Seiko Astron   Source: Time + Tide Watches

Seiko Astron

Source: Time + Tide Watches

In April of 1972, as the world of quartz really began to start taking over contemporary watchmaking, Hamilton introduced the world’s first digital watch, Pulsar. If that name sounds ironically familiar, it’s because Pulsar is ironically now a sub-brand of Seiko. As the 70s progressed, many American watch companies (and, indeed, electronics companies such as Hewlett-Packard) were seeing a boom in sales with the introduction of LED screened watches. However, it wasn’t meant to last forever, and after the use of LEDs over LCD screens no longer became the favor, most of the American manufacturers folded. By the end of the decade, one thing was very clear - the war for watchmaking was one fought between Seiko and the Swiss.

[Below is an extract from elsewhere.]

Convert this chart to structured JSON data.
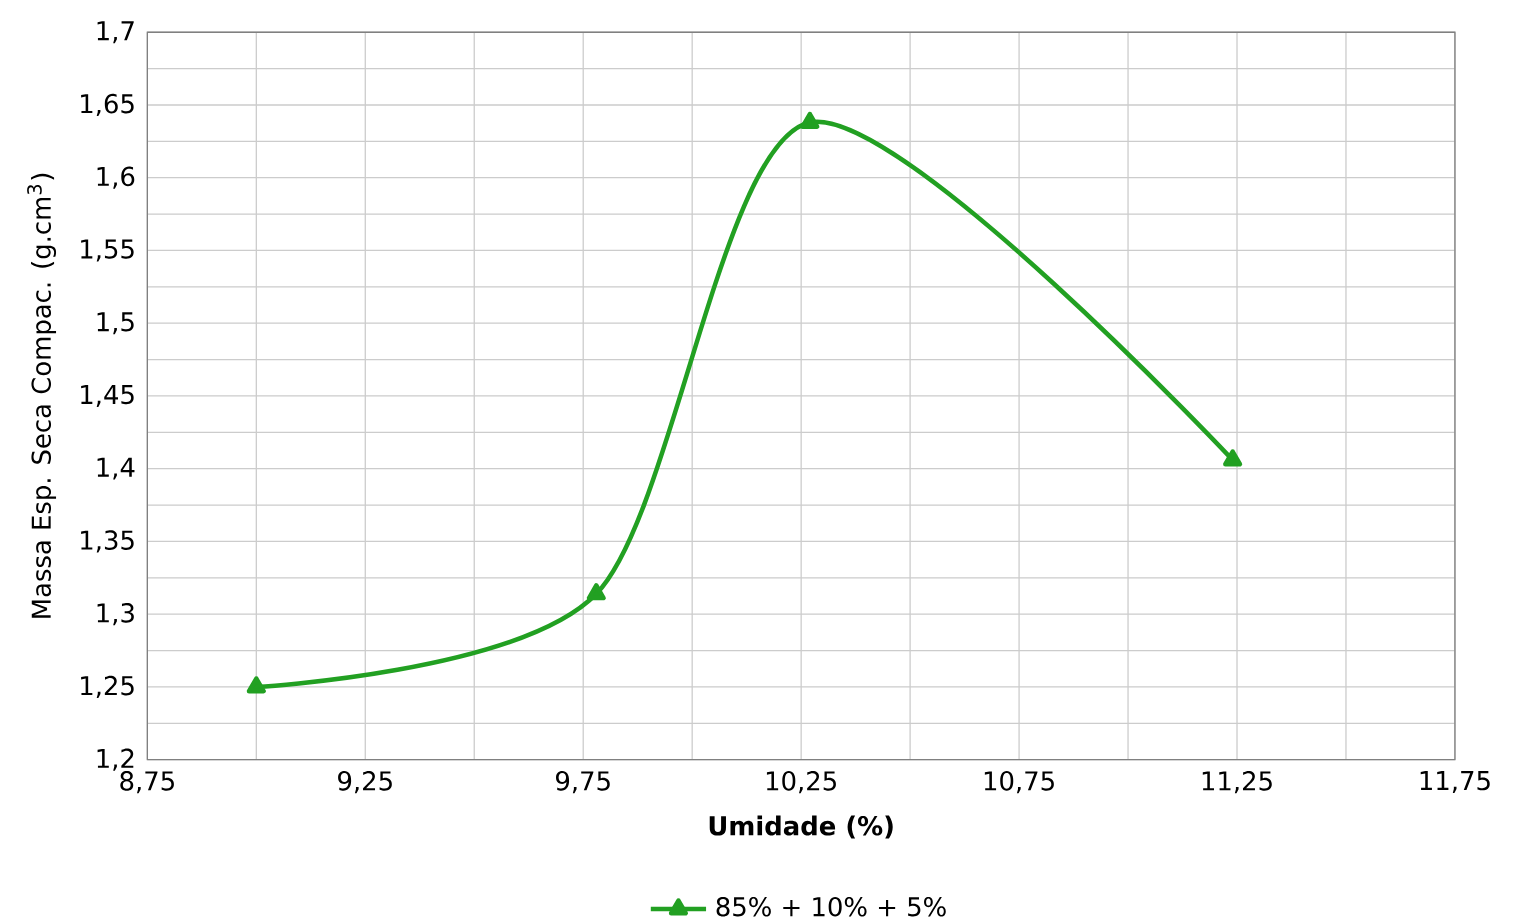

However, many of the big Swiss brands just couldn’t sustain on their own or with their respective groups, and thus we saw the merger of SSIH and ASUAG into SMH, or Société de Microélectronique et d’Horlogerie. This merger, which took place in 1983, was overseen by a world-renowned watch consultant named Nicholas Hayek. While this is occuring, the ETA group finds themselves at the tail end of the development of a quartz movement of their own, one that contains only 51 parts instead of the typical 91. They dubbed this piece the “Simple Watch,” or “Swatch” for short. It debuted in March of 1983 for all of $39.

Swatch GB402   Source:    Squiggly’s Watch World

Swatch GB402

Source: Squiggly’s Watch World

Upon its release, the Swatch was a total hit. People the world over were fawning over the simple little disposable quartz watch and, as luck would have it, this success motivated Hayek to restructure SMH, take it private and out of the hands of the banks, and become its first CEO. All of these factors compounded together set the stage for the Swiss to reenter the watch world as a force to be reckoned with once again.

Once the company positioned itself as such, they began to make some of their acquisitions that will become more familiar to those who know the current structure of the group. In 1992, the company acquired Blancpain, and in 1998 they officially rebrand themselves from SMH to the Swatch Group. Then, in 1999, they purchased and integrated Breguet into the group. With that, the group officially had the majority of the structure we know today, minus a couple of brands.






Current Swatch Group Line-Up   Source: Nicolas G. Hayek Watchmaking School

Current Swatch Group Line-Up

Source: Nicolas G. Hayek Watchmaking School

By many, the Swatch Group brands are considered innovators of the highest order. This kind of innovation is most clearly seen through two examples: the Omega Co-Axial escapement and the Swatch Sistem51 movement (a mechanical movement that is entirely autonomously produced and features the signature 51 components that most Swatches do). However, they aren’t on top of the world just yet.

As has been talked about to death both in articles I’ve written and in videos by Jon, the biggest threat to the Swiss watch industry as an enterprise (that is to say, as an industry producing a product for consumers and not just something for watch geeks to fawn over) is the ration of brands popping up seemingly out of people’s bedrooms overnight, often founded on Kickstarter and entirely reliant on stellar Instagram and Facebook marketing to succeed. And succeed they do. The Swatch Group missed an opportunity to truly capture the market of young, internet savvy professionals and students who want a very simple, stylish watch without having to pay through the nose, and they just totally botched it. Even now, with Tissot’s Swissmatic line, a line that seems purpose built for those looking for a higher quality, mechanical alternative to Daniel Wellington and MVMT, they still can’t quite hit the youth of the world the way they should be able to. Only time will tell if they wise up and figure it out, or if they’re going to have to totally restructure themselves just to keep on surviving.